Dokumentation Die neue Bewegung von rechts – Bericht der Tagung am 29. April 2017 in Potsdam

Information

Zeit

Themenbereiche

Rassismus / Neonazismus

Abschließende Podikumsdiskussion (v.l.n.r.): Prof. Dr. Christoph Kopke, Prof. Dr. Iman Attia, Jonas Frykman (Moderation, Aktionsbündnis Brandenburg), Martin Osinski, Isabelle Vandré, Jörg Gleisenstein.

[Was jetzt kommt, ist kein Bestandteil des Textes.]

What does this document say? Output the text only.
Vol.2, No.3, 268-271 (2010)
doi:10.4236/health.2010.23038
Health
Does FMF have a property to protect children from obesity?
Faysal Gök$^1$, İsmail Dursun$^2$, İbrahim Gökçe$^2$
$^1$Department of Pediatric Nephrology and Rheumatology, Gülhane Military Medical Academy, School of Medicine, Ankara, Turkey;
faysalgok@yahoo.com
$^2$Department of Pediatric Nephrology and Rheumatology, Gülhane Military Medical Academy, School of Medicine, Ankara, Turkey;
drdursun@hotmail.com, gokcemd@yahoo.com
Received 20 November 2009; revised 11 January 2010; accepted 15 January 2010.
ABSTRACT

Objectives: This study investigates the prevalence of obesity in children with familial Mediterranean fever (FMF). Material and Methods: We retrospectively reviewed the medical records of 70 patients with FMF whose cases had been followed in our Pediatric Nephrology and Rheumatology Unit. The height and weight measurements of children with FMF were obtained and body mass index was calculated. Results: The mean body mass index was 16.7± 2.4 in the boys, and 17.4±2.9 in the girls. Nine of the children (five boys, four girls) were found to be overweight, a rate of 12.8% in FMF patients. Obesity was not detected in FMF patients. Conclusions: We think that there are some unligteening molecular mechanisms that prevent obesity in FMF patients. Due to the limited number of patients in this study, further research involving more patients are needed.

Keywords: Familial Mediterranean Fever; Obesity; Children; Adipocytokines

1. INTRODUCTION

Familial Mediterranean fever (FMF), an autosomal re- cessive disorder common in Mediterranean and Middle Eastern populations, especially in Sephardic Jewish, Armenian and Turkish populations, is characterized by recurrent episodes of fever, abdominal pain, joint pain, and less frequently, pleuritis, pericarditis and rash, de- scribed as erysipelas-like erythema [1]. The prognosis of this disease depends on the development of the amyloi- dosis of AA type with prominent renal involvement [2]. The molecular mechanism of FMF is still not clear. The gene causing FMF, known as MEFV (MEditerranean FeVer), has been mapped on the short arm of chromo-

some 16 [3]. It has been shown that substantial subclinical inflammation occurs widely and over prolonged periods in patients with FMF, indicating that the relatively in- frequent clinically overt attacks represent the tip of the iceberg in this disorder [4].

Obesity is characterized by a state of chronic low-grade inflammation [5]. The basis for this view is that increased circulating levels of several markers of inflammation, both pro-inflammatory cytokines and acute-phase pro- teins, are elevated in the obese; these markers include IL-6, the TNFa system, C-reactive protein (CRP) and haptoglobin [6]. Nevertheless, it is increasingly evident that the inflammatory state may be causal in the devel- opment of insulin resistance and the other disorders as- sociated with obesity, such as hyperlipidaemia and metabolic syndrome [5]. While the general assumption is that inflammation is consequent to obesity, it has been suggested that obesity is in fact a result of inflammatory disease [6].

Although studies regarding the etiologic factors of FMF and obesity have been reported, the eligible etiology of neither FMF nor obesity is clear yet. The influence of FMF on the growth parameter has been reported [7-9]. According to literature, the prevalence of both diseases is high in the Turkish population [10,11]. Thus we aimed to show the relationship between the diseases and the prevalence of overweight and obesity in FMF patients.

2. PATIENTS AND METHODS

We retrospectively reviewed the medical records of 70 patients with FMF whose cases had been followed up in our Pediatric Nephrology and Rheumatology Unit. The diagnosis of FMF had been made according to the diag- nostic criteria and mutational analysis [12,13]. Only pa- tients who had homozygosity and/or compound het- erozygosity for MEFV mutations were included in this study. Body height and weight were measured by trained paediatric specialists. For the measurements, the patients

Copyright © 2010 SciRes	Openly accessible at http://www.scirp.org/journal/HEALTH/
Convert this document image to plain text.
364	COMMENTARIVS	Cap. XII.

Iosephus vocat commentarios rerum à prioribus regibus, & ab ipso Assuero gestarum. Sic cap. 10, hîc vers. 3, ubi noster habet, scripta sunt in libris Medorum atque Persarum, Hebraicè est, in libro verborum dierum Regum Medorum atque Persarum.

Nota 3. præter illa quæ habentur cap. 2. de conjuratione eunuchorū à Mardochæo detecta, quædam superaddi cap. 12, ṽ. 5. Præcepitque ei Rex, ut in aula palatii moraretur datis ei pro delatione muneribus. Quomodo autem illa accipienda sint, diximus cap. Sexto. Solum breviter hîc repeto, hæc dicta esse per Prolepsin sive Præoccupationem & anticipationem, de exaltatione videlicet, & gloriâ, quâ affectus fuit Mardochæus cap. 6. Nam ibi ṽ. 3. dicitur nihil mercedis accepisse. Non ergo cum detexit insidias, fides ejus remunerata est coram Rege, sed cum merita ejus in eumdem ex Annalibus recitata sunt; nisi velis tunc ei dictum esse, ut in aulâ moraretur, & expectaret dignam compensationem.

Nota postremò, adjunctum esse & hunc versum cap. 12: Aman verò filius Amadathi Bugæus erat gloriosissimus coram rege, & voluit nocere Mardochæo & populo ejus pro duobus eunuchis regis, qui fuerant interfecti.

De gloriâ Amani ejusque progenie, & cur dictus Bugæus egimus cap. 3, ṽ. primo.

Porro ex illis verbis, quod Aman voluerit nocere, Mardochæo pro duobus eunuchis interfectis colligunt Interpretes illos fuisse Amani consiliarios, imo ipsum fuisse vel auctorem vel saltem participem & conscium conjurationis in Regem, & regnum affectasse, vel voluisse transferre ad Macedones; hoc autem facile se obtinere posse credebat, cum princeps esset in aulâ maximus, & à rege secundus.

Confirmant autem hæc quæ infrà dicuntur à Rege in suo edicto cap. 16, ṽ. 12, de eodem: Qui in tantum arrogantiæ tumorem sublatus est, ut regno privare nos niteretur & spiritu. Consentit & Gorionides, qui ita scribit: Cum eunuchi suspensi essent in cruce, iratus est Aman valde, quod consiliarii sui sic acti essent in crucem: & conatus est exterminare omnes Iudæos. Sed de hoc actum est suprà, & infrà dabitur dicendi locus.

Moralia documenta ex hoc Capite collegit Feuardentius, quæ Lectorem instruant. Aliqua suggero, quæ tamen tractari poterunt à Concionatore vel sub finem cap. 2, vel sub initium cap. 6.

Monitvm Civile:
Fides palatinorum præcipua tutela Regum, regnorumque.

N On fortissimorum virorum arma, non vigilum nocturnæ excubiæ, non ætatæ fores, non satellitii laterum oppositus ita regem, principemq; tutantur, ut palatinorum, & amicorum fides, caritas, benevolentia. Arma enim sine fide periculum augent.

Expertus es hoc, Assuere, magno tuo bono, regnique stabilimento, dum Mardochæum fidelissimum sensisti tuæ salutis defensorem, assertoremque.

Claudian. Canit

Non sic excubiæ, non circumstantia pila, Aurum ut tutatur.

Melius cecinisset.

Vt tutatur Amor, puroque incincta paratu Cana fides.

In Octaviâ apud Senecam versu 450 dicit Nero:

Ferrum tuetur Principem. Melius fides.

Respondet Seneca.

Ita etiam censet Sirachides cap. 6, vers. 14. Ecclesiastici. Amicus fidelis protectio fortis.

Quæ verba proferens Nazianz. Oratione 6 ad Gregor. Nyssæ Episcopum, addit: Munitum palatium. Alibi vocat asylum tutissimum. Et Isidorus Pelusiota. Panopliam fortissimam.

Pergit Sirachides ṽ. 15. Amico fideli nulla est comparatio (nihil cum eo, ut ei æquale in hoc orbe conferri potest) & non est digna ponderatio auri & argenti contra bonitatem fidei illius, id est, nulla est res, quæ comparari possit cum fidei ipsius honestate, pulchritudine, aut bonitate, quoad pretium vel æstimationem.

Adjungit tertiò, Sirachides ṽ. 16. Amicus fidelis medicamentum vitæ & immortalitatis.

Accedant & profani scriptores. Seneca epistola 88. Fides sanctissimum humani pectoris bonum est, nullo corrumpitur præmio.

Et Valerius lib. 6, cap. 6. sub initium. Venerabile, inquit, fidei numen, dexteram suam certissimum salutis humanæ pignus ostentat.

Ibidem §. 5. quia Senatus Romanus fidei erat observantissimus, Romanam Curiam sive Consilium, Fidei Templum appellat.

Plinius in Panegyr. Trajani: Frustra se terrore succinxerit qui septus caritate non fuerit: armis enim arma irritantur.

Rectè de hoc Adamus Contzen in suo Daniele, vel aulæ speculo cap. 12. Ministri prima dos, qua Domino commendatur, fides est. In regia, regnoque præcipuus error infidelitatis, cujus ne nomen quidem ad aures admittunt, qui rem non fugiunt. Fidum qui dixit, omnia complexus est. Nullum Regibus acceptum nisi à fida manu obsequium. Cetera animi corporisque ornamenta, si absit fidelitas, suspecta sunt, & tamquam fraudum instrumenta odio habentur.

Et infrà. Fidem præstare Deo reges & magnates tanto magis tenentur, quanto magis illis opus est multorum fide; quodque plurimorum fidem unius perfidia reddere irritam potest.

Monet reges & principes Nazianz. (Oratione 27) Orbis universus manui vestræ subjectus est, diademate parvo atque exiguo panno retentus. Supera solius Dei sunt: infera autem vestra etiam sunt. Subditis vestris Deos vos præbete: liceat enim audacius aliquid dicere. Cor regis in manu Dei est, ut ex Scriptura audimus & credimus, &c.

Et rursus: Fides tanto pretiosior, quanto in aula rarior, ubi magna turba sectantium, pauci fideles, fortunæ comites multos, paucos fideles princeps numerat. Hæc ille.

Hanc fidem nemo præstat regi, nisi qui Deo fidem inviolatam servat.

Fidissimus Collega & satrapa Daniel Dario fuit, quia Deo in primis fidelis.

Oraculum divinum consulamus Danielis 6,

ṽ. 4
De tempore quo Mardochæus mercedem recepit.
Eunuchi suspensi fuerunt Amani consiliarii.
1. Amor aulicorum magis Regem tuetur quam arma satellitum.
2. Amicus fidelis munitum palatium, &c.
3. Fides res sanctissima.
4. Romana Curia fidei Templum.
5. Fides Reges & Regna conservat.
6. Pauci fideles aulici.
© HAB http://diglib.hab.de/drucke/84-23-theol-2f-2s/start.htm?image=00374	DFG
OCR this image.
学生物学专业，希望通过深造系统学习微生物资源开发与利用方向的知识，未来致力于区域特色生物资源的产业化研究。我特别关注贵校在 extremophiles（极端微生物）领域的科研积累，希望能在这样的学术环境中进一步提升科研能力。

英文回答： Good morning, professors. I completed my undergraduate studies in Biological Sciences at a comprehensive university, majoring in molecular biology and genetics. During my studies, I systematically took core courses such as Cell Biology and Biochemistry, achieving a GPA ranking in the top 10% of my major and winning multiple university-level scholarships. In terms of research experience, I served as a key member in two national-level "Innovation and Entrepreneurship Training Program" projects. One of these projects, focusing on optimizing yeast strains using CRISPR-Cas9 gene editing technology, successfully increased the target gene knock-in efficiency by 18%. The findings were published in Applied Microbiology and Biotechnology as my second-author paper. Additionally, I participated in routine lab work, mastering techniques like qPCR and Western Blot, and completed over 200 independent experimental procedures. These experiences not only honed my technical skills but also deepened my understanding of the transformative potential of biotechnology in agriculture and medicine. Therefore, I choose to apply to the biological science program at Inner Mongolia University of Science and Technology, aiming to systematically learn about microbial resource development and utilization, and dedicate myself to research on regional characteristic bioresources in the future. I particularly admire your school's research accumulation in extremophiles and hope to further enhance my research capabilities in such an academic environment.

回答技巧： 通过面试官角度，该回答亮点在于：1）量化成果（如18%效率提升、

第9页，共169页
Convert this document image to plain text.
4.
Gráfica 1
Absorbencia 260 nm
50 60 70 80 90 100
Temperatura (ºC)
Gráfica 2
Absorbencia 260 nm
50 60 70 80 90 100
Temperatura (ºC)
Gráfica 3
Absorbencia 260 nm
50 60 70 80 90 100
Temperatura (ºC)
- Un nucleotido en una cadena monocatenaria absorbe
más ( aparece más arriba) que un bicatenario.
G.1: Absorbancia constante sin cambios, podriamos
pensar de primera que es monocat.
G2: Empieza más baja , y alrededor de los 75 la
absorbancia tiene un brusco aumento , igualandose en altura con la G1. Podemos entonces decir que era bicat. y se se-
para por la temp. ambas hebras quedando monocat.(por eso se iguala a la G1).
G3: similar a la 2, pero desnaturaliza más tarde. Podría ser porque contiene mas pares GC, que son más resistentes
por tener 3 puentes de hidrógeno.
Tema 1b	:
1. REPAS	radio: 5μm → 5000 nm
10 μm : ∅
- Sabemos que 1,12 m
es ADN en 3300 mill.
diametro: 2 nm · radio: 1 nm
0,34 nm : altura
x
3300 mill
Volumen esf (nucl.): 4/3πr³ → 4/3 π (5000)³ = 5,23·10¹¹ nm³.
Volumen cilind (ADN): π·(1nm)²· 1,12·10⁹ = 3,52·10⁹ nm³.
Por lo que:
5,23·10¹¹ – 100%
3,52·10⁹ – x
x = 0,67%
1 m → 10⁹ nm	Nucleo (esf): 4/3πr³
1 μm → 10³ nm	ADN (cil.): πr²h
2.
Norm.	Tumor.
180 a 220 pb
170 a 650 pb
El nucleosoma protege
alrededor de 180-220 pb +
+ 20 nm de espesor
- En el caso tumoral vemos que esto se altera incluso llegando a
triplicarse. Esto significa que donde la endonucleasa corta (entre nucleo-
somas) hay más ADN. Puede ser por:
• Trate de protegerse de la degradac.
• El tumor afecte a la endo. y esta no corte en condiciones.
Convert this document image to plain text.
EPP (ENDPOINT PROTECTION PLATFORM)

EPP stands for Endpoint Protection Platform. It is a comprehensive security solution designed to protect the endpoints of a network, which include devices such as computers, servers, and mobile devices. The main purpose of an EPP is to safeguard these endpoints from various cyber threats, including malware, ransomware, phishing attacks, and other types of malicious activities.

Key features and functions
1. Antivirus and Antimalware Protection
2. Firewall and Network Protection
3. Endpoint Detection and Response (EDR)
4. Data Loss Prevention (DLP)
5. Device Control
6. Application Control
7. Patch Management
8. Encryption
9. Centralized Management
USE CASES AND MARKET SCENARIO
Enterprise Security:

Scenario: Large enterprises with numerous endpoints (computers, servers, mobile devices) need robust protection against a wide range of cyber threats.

Am 29. April kamen auf Einladung der Rosa-Luxemburg-Stiftung Brandenburg und des Aktionsbündnisses gegen Gewalt, Rechtsextremismus und Fremdenfeindlichkeit Brandenburg e.V. etwa 70 Teilnehmer*innen nach Potsdam in die Freizeit- und Begegnungsstätte „Treffpunkt Freizeit“, um sich über Themen, Akteure und Strategien der neuen rechten Bewegung zu informieren, sich auszutauschen und um gemeinsam zu diskutieren, wie wir eine offene und demokratische Gesellschaft nicht nur verteidigen, sondern auch stärken können.

Im eröffnenden Vortrag analysierte die Rassismusforscherin Prof. Dr. Iman Attia (Alice-Salomon-Hochschule, Berlin) den antimuslimischen Rassismus als ein wesentliches Merkmal der neuen Bewegung von rechts. Jener antimuslimische Rassismus dürfe dabei nicht nur isoliert als Haltung der Rechten, sondern müsse vielmehr als gesamtgesellschaftliches Phänomen betrachtet werden. Insbesondere stereotype Vorstellungen und Ressentiments über ‚den Islam’ seien sehr verbreitet und führen dazu, dass Muslimen permanent das Gefühl gegeben werde, fremd zu sein und nicht zur Gesellschaft dazu zu gehören. Im Anschluss erläuterte der Sozialwissenschaftler und Theologe David Begrich (Miteinander e.V., Magdeburg) in seinen Ausführungen das Public-Relation-Konzept der Alternative für Deutschland (AfD). Zumindest auf der Ebene der Repräsentation der Partei sei die Kommunikationsstrategie keineswegs auf eine sachliche Auseinandersetzung mit dem politischen Gegner angelegt, weshalb es auch kontraproduktiv sei, AfD-Spitzenpersonal ständig in Talkshows bzw. auf andere öffentliche Podien einzuladen oder auf jede Provokation mit einer ausführlichen öffentlichen Debatte zu reagieren. In seinen Ausführungen plädierte David Begrich für einen selbstbewussten und offensiven Umgang mit der AfD.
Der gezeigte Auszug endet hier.